Várias faces da Matemática

Geraldo Ávila
Editora Edgard Blücher

Autor da resenha: Severino Toscano do Rego Melo

 

Várias faces da Matemática é dirigido especialmente a professores do ensino fundamental e médio, mas também ao público em geral, e é baseado em artigos publicados na RPM desde 1982. Seu autor é um dos grandes divulgadores da Matemática no Brasil. O primeiro capítulo é um manifesto entusiasmado e inspirador sobre por que ensinar Matemática. Sim, ela deve ser ensinada devido às aplicações e por ajudar a desenvolver o raciocínio lógico, mas essas não seriam as razões principais. O mais importante é o aspecto humanístico: sendo a Matemática parte substancial do patrimônio cognitivo da humanidade, uma pessoa sem conhecimento matemático tem horizontes culturais mais restritos. Essa convicção do autor se reflete em todo o livro, e pode servir de resposta também a alguém que se pergunte por que ler o livro. Sim, ele é útil para complementar a formação de um professor e por sugerir assuntos interessantíssimos que podem ser tratados em sala de aula. Mas sua leitura trará uma satisfação especial àqueles, matemáticos profissionais ou não, que apreciem o papel da Matemática como parte central das realizações intelectuais da humanidade.

Esse é um livro particularmente bem-vindo nos dias de hoje, em que contextualização e interdisciplinaridade são palavras da moda. O autor oferece muitas sugestões de como contextualização e interdisciplinaridade podem ser usadas no ensino de Matemática de uma maneira inteligente e verdadeiramente motivadora, sem nunca perder de vista aquela preocupação humanística declarada no Capítulo 1. Um aluno do ensino fundamental pode perfeitamente apreciar os argumentos geométricos usados pelos cientistas da civilização helenística para estimar o raio da Terra (Capítulo 2). Também pode entender o argumento usado por Copérnico para calcular o tempo que cada planeta leva para dar uma volta em torno do Sol, e que dados astronômicos são necessários para isso (Capítulo 15). Um pouco mais sofisticados, mas também um possível tópico para sala de aula, são os argumentos usados por Aristarco para estimar os raios do Sol e da Lua e suas distâncias à Terra, discutidos no Capítulo 4. Uma pergunta, entretanto, fica sem resposta nesse capítulo: por que o cálculo da razão entre as distâncias da Terra ao Sol e à Lua usando a assimetria das fases da Lua leva a um resultado tão impreciso? Outro exemplo de um argumento sofisticado, belíssimo e de grande importância histórica é o cálculo do volume da esfera efetuado por Arquimedes, descrito na Seção 12.8.

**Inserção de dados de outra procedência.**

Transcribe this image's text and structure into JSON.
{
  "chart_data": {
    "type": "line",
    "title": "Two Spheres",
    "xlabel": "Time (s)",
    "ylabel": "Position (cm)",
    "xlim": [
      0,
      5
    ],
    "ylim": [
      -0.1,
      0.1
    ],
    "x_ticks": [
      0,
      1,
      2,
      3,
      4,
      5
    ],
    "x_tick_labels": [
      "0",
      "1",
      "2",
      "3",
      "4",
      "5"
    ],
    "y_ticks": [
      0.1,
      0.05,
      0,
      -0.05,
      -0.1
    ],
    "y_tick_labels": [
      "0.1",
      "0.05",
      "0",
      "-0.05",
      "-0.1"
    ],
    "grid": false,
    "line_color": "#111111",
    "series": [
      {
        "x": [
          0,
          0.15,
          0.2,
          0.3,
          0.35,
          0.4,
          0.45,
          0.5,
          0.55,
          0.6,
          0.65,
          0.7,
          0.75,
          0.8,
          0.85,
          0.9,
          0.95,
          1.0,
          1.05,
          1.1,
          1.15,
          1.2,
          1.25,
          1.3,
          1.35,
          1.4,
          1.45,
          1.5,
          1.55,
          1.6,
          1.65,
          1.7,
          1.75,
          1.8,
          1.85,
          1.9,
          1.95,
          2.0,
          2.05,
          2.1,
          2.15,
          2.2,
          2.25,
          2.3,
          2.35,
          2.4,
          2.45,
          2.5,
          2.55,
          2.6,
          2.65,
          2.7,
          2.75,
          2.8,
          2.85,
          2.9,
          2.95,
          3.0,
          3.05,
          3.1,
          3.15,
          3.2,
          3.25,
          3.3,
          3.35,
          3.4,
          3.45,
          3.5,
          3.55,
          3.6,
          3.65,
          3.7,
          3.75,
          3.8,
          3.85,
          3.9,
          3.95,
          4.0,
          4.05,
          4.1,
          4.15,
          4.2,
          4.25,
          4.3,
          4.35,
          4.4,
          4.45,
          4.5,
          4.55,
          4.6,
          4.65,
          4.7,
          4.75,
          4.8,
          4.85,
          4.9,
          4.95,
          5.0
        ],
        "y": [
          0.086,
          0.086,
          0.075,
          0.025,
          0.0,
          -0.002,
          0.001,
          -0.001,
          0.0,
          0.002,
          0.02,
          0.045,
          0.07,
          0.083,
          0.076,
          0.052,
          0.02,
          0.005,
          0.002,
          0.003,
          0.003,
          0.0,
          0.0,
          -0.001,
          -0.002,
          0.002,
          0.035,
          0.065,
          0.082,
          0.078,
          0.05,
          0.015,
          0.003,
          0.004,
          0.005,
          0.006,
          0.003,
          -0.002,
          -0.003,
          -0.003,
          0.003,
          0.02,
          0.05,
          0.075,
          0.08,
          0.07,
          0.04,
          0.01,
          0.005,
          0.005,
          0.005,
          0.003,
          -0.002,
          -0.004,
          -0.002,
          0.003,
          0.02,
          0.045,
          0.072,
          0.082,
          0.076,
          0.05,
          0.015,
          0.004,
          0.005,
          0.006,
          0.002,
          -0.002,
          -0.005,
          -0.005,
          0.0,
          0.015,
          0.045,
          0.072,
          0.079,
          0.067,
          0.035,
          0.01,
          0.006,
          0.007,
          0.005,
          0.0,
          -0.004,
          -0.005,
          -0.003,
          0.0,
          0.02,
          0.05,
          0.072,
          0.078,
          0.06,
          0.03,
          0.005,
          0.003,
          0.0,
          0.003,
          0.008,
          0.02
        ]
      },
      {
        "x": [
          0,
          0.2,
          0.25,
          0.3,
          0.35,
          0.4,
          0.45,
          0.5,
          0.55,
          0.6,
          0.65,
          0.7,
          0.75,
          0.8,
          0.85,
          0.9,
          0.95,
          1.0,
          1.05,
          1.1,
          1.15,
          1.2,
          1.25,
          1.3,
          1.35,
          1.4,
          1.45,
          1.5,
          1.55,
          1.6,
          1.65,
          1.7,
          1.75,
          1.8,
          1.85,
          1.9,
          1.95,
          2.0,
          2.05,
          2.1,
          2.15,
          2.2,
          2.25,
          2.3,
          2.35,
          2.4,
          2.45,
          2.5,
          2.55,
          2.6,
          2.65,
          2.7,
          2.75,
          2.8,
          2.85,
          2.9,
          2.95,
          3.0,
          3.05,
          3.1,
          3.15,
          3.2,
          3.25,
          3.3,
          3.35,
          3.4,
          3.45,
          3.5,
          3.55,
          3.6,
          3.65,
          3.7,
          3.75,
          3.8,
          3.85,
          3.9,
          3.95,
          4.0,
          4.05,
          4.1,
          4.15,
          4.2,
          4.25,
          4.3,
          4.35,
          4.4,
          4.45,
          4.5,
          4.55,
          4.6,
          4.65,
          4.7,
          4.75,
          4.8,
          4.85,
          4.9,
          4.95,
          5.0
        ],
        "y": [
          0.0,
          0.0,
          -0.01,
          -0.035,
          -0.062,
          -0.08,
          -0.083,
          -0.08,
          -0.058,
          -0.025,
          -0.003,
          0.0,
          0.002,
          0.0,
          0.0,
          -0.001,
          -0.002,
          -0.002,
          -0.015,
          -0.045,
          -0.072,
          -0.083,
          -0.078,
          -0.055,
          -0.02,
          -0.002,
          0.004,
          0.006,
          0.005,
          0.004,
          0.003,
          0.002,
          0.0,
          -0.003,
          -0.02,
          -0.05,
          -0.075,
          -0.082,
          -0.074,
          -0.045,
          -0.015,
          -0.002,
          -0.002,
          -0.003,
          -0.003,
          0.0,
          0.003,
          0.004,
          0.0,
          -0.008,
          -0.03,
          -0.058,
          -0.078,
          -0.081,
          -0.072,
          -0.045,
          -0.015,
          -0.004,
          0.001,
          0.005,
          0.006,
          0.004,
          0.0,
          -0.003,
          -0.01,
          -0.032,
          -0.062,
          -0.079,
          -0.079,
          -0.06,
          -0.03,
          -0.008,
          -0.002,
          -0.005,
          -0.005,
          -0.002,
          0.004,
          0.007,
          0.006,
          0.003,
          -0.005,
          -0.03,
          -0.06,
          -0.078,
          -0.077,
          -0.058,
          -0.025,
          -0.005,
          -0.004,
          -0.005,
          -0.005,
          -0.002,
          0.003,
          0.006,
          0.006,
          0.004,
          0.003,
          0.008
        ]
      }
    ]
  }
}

A exposição muito clara e agradável de se ler sobre o método axiomático, conjuntos e fundamentos da Matemática (Capítulos 8 a 11) leva a uma discussão sobre a necessidade e os riscos do uso da linguagem rigorosa no ensino. Depois de deixar claro que demonstrações e preocupação com a linguagem são indispensáveis para o desenvolvimento e compreensão da Matemática, o autor nos alerta, na Seção 10.12, que a linguagem e o simbolismo da Matemática são um mal necessário, que a tornam inacessível mesmo aos leigos cultos, e podem prejudicar o ensino, se usados na dose errada. O professor nunca deve esquecer que o objetivo do ensino é transmitir ideias e que pedantices artificiais podem obstruir o caminho do aprendizado.

O Capítulo 13 trata de números primos, de sua importância histórica e de sua atualidade. O autor nos informa que o maior primo encontrado até setembro de 2006 era 232.582.657 −1, com 9.808.358 algarismos. Futuras edições com certeza mencionarão primos maiores que esse. Dois deles foram encontrados em 2008 (http://primes.utm.edu/notes/M45_46.html). O maior primo conhecido, até outubro de 2008, era 243.112.609 −1, com 12.978.189 algarismos.

Dentre os diversos pequenos erros que encontrei no texto, relato aqui apenas aqueles que talvez possam comprometer a compreensão. No começo do Capítulo 3, está escrito que o raio da Terra é aproximadamente 64.000 km, quando se queria dizer 6.400 km. No final da Seção 14.13, menciona-se a hipótese "geocêntrica" de Aristarco, quando se queria dizer heliocêntrica. Por fim, o enunciado do Problema 1 da Seção 16.11 está incompleto. Falta a informação de que o satélite artificial orbita a 200 km de altura.